The mobile communication network is faced with serious challenges to ensure good Quality of Service (QOS).The Good QOS in mobile communication network is necessary at this, presence economic situation of global economic meltdown and competitive business environment with low tariff. In order to survive in this present economic situation, the network operators must put into consideration the effective use of their available resources, which leads to effective network design and network planning. The parameters used for effective network design and network planning are call blocking probability, handover blocking probability etc. These parameters operate base on available resource and traffic load in erlang in the mobile communication network.
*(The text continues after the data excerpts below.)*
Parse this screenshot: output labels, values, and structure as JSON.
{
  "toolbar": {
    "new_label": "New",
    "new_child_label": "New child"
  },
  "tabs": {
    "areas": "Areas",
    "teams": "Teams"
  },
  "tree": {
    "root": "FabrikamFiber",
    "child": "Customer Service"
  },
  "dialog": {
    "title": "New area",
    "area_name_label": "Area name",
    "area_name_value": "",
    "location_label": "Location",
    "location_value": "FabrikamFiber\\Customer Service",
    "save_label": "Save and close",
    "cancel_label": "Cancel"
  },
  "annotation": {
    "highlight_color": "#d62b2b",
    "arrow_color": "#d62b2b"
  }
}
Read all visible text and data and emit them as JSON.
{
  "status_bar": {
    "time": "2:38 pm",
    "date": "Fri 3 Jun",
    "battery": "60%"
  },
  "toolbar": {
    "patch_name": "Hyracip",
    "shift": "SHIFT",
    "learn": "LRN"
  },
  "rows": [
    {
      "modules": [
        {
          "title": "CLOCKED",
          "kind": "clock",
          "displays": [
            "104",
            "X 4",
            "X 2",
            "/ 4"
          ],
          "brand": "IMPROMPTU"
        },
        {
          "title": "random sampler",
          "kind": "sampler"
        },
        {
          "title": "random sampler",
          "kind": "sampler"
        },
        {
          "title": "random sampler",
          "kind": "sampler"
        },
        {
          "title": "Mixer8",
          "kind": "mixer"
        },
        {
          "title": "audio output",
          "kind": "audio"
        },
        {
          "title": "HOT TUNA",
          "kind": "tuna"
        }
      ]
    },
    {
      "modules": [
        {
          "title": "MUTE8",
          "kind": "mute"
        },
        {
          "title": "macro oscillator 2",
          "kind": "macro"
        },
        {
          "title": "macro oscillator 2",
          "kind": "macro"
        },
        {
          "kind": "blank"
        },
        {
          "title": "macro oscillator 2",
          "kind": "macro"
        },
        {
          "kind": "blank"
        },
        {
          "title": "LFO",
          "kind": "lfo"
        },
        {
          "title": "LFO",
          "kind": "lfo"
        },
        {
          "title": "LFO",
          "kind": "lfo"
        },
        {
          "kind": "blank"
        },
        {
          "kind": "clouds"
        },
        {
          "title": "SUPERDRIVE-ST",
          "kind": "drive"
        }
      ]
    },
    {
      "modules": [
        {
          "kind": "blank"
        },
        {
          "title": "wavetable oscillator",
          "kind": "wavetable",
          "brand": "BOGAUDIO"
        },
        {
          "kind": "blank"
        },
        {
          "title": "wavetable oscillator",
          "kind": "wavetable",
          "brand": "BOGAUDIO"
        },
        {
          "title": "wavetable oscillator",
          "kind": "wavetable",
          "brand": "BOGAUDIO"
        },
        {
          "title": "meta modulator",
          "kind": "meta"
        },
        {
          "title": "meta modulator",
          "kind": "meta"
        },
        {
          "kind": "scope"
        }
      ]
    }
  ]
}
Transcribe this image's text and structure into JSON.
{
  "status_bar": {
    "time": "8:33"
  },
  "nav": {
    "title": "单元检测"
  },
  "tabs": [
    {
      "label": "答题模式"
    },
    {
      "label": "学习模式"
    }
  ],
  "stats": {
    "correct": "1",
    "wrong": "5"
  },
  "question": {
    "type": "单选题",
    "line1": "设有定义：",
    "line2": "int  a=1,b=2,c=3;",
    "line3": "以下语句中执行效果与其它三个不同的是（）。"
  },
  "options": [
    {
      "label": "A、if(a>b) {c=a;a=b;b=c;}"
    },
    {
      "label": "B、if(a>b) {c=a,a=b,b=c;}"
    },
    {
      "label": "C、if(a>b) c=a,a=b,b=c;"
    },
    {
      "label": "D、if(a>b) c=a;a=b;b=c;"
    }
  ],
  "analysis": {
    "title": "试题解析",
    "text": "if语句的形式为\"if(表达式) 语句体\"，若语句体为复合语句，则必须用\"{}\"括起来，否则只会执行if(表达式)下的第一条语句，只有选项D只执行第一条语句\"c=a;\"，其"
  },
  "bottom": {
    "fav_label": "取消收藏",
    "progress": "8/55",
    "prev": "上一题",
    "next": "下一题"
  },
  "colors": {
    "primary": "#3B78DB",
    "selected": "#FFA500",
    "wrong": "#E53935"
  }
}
The block probability is used to control the number of block call experience in the mobile network and these block calls arises from lack of network capacity (channels) to accommodate or carry all the call at a particular point in time (Jangir H.et al, 2000; Marco A.et al, 2003).The blocking probability is determined from the number of available channels and traffic load in erlang. In evaluating the performance of handover blocking probability the following parameters must be consider as follows, handover rate, dropping probability, handover probability, call holding time and channel holding time (Yuguang F.,2005;Madhusmita P.et al,2008).The call dropping probability, it the probability that calls that originally (initially) granted access to the network channels (switches), but due to technical error(such are Electromagnetic causes, irregular user behavior etc) the calls are truncated during conversation (also called the forced termination), which is closely related to handover blocking probability. The handover rate is used to determine the handover traffic arrival rate, which is also needed to find the call blocking probability. The channel holding time is determined by the cell residence time (cell dwell time).The cell residence is affected by the subscriber mobility, the geographic situation and the channel allocation schemes used (or other factors such as fading). Channel holding time, this is the time a Mobile Station (MS) remains in the same cell during a call, while call holding time is the total call duration time when MS move from a cell to another new cell, the process is called handover process (cellular traffic-Wikipedia; Stefano et al,2008).